Wir fuhren nach Manhattan Beach, nahe des Flughafens Los Angeles. Es war ein kühler, aber sonniger Tag und als wir am Strand entlang schlenderten schmiegte ich mich fröstelnd an Justin. Verrückt! Ihn gleich nicht mehr bei mir zu haben. Beinahe unwirklich! Wir setzten uns in eine Bar, aßen und tranken nochmal zünftig und es lag ausnahmsweise mal keine Auseinandersetzung in der Luft. Alles war harmonisch. Nur in meinem Hals bildete sich ein riesiger Kloß, der das Sprechen und Schlucken zunehmend erschwerte. Auf dem Weg wenig später zum Flughafen brachen dann alle Dämme. Ich heulte hemmungslos drauflos und schniefte schluchzend in die Serviette, die ich präventiv im Restaurant in meiner Handtasche hatte verschwinden lassen. Justin parkte und brachte mich zum Gate. 

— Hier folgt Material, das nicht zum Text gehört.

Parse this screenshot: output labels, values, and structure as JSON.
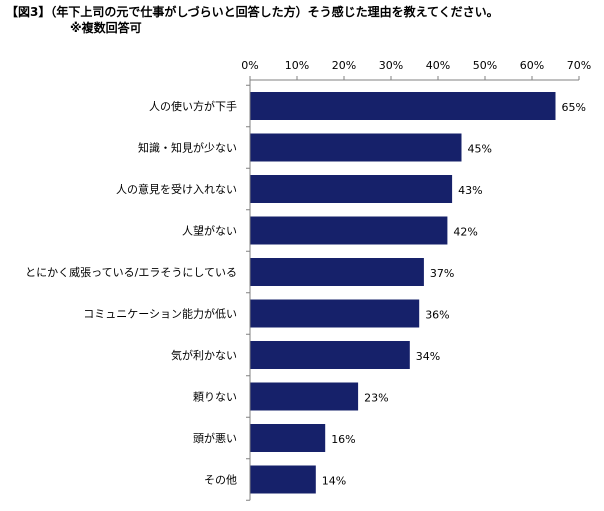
{
  "title": {
    "line1": "【図3】（年下上司の元で仕事がしづらいと回答した方）そう感じた理由を教えてください。",
    "line2": "※複数回答可"
  },
  "chart_data": {
    "type": "bar",
    "orientation": "horizontal",
    "title": "【図3】（年下上司の元で仕事がしづらいと回答した方）そう感じた理由を教えてください。",
    "subtitle": "※複数回答可",
    "categories": [
      "人の使い方が下手",
      "知識・知見が少ない",
      "人の意見を受け入れない",
      "人望がない",
      "とにかく威張っている/エラそうにしている",
      "コミュニケーション能力が低い",
      "気が利かない",
      "頼りない",
      "頭が悪い",
      "その他"
    ],
    "values": [
      65,
      45,
      43,
      42,
      37,
      36,
      34,
      23,
      16,
      14
    ],
    "value_labels": [
      "65%",
      "45%",
      "43%",
      "42%",
      "37%",
      "36%",
      "34%",
      "23%",
      "16%",
      "14%"
    ],
    "xlim": [
      0,
      70
    ],
    "xticks": [
      0,
      10,
      20,
      30,
      40,
      50,
      60,
      70
    ],
    "xtick_labels": [
      "0%",
      "10%",
      "20%",
      "30%",
      "40%",
      "50%",
      "60%",
      "70%"
    ],
    "axis_position": "top",
    "grid": false,
    "bar_color": "#16216a",
    "axis_color": "#808080"
  }
}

Ich heulte und spürte die mitleidigen und gerührten Blicke der Leute im Nacken. Auch Justin schien berührt. Er streichelte meinen Kopf und versicherte mir, dass wir uns bald wiedersehen würden. Seine Augen glitzerten zart in der Reflektion des Sonnenlichtes auf der riesigen Glasscheibe. So standen wir dort, vielleicht 5 Minuten oder auch mehr. Dann löste ich sanft seine Umarmung, küsste ihn noch einmal auf seine kratzige Wange, trat einige Schritte zurück und wendete mich der Rolltreppe zu, die mich in die Sicherheitszone bringen würde. Ich murmelte noch ein heiseres „Goodbye“, dass er vermutlich nicht mehr hören würde. Die Fahrt bis auf die obere Etage schien ewig zu sein. Beinahe oben angekommen schaute ich ihm noch einmal hinterher, wie er mit gesenktem Kopf über die Straße ging. Ich hoffte, dass er sich noch einmal umdrehen würde. Zurück kommen würde! Mich bitten würde zu bleiben! Doch er tat es nicht! Er verschwand als dunkle Gestalt in den versmogten Tiefen des Parkhauses.